Specifically including information like:
Explanation of any complex SQL functions used
Concerns related to the query (like if it's resource intensive)
Note whether the query is used in any reports
Why Document?
Now why would you want to document your SQL queries? If you already have documentation on your databases. A few reasons:
Make it easier for others to understand, maintain and update your queries
Help with collaboration
Keep data integrity (governance)
Help explain purpose and logic of your queries
Easy to reuse across different projects and teams
Encourages consistent SQL queries
How to Document SQL Queries
Great, now that we know the why let's move onto the how. There are two main ways of doing this:
Commenting in the query itself
Documenting changes, updates, etc. (aka version control)
Comments
The first step is writing comments on your SQL queries.

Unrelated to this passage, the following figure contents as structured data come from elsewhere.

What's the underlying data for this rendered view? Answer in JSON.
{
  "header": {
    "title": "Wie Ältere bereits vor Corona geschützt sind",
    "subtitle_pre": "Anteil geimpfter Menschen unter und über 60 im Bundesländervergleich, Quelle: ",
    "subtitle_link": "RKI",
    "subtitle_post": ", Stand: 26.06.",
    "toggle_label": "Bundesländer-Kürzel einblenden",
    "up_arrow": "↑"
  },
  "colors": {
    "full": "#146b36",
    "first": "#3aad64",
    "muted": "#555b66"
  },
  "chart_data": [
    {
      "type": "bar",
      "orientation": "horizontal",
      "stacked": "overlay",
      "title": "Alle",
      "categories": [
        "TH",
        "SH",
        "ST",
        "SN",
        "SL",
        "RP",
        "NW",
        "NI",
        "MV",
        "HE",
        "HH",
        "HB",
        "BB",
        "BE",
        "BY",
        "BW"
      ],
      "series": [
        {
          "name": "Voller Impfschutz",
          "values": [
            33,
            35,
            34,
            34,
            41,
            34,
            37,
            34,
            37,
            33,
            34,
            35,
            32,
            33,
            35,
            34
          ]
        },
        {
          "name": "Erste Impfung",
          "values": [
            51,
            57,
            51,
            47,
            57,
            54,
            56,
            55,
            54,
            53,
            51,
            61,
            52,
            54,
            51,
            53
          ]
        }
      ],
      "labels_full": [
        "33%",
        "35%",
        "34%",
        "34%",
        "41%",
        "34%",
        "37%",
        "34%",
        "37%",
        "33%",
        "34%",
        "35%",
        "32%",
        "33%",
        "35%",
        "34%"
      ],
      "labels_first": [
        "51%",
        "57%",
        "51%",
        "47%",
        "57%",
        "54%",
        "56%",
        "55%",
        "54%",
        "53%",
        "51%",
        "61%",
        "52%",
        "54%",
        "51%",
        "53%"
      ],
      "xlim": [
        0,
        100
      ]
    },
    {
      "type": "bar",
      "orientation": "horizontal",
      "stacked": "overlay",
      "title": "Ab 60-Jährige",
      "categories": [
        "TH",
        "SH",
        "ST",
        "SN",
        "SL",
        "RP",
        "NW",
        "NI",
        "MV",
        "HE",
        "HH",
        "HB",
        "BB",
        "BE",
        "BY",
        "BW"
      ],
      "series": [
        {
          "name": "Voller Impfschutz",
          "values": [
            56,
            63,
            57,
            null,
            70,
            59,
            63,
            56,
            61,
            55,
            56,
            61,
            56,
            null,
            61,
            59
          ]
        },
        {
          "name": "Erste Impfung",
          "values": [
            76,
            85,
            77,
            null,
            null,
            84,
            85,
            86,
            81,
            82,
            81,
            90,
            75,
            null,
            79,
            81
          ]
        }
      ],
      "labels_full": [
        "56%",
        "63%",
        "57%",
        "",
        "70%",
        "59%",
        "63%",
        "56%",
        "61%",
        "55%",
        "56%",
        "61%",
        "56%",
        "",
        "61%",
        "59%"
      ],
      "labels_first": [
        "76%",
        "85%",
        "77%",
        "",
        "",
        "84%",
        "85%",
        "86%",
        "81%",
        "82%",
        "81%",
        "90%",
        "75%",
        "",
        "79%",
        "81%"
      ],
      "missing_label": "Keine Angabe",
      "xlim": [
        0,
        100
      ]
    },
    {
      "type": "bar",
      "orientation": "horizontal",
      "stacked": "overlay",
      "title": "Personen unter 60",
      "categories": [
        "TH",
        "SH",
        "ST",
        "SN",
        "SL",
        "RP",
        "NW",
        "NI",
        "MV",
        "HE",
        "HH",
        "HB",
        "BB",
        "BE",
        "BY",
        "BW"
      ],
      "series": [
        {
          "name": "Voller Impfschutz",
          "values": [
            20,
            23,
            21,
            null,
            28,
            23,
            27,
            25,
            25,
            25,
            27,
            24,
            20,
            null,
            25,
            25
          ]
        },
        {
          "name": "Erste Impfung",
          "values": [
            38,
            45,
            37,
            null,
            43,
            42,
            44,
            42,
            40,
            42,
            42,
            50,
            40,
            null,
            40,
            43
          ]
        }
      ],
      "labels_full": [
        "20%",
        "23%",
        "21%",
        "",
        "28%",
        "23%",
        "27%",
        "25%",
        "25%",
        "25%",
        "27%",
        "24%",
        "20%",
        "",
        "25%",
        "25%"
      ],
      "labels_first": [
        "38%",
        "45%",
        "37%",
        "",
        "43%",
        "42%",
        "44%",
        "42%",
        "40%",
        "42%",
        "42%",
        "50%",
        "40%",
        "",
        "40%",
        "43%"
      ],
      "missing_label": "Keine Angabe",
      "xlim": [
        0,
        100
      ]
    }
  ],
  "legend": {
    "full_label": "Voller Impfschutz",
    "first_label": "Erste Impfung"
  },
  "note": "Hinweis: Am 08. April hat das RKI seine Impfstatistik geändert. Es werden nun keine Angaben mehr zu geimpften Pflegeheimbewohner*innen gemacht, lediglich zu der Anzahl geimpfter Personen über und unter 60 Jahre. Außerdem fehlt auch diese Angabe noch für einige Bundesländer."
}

Comments are a great way to add notes or annotations to SQL queries to explain or clarify the code. A header (something you put at the beginning) can include descriptions and parameters. Use inline codes to explain specific lines or sections of the query and block comments to explain larger chunks.
For example:
/*
This query gets the total purchases per day for each location
Columns: date, location, total purchases
*/
SELECT
--Date of Purchases
date,
location,
--This is the total purchases
SUM(purchase_amount) AS total_purchases,
SUM(order) AS count_of_orders
FROM
table1
GROUP BY
column1,
column2
Important to note: write your comment and documentation while you're writing your code, not after. This way you can explain the context while it's fresh in your mind. Depending on the complexity of the query you can add more comments, if it's less then you can reduce your comments. Use your judgement.
For your query you should have a consistent naming (which may already be documented at your company) and formatting conventions.
Documenting Changes (Version Control)
What happens if you update or change the SQL query? You need to make sure you have some sort of version control. This is different for every organization. You can use tools like Github or Gitlab.
If you don't have that, then when you make changes to a SQL query make sure to keep the old SQL query. It can be as simple as copying and pasting the old SQL into a Word document (see example below). In your documentation make a note of any changes made, why, and when the changes were made.
For example:
(V2) [This is the New Query]
Updated 8/23/23. Added in a column to calculate the total number of orders
SELECT
--Date of Purchases
date,
location,
--This is the total purchases
SUM(purchase_amount) AS total_purchases,
SUM(order) AS count_of_orders
FROM
table1
GROUP BY
column1,
column2
Old Query (V1) [This was the old query]
Removed 8/23/23.
SELECT
--Date of Purchases
date,
location,
--This is the total purchases
SUM(purchase_amount) AS total_purchases
FROM
table1
GROUP BY
column1,
column2
Now you have a history of your changes. It can also help you if you need to go back to a previous version.
General Tips
Below are some general tips when documenting your SQL queries.
Gather feedback - ask your team to provide feedback on the documentation. What's unclear? What needs more explanation?
Documentation Template - having a template for your documentation can make things go quicker
Review - make sure to get a colleague to look at your work for a second set of eyes
For dashboards - make a note of the SQL queries used and provide a brief description on how it works
Conclusion
SQL skills are important for querying data but it's equally important to effectively document your work. Without proper documentation you may lose time (forgetting why you made a change and what changes you made) and it might lead to inefficient workflows and miscommunication within the team.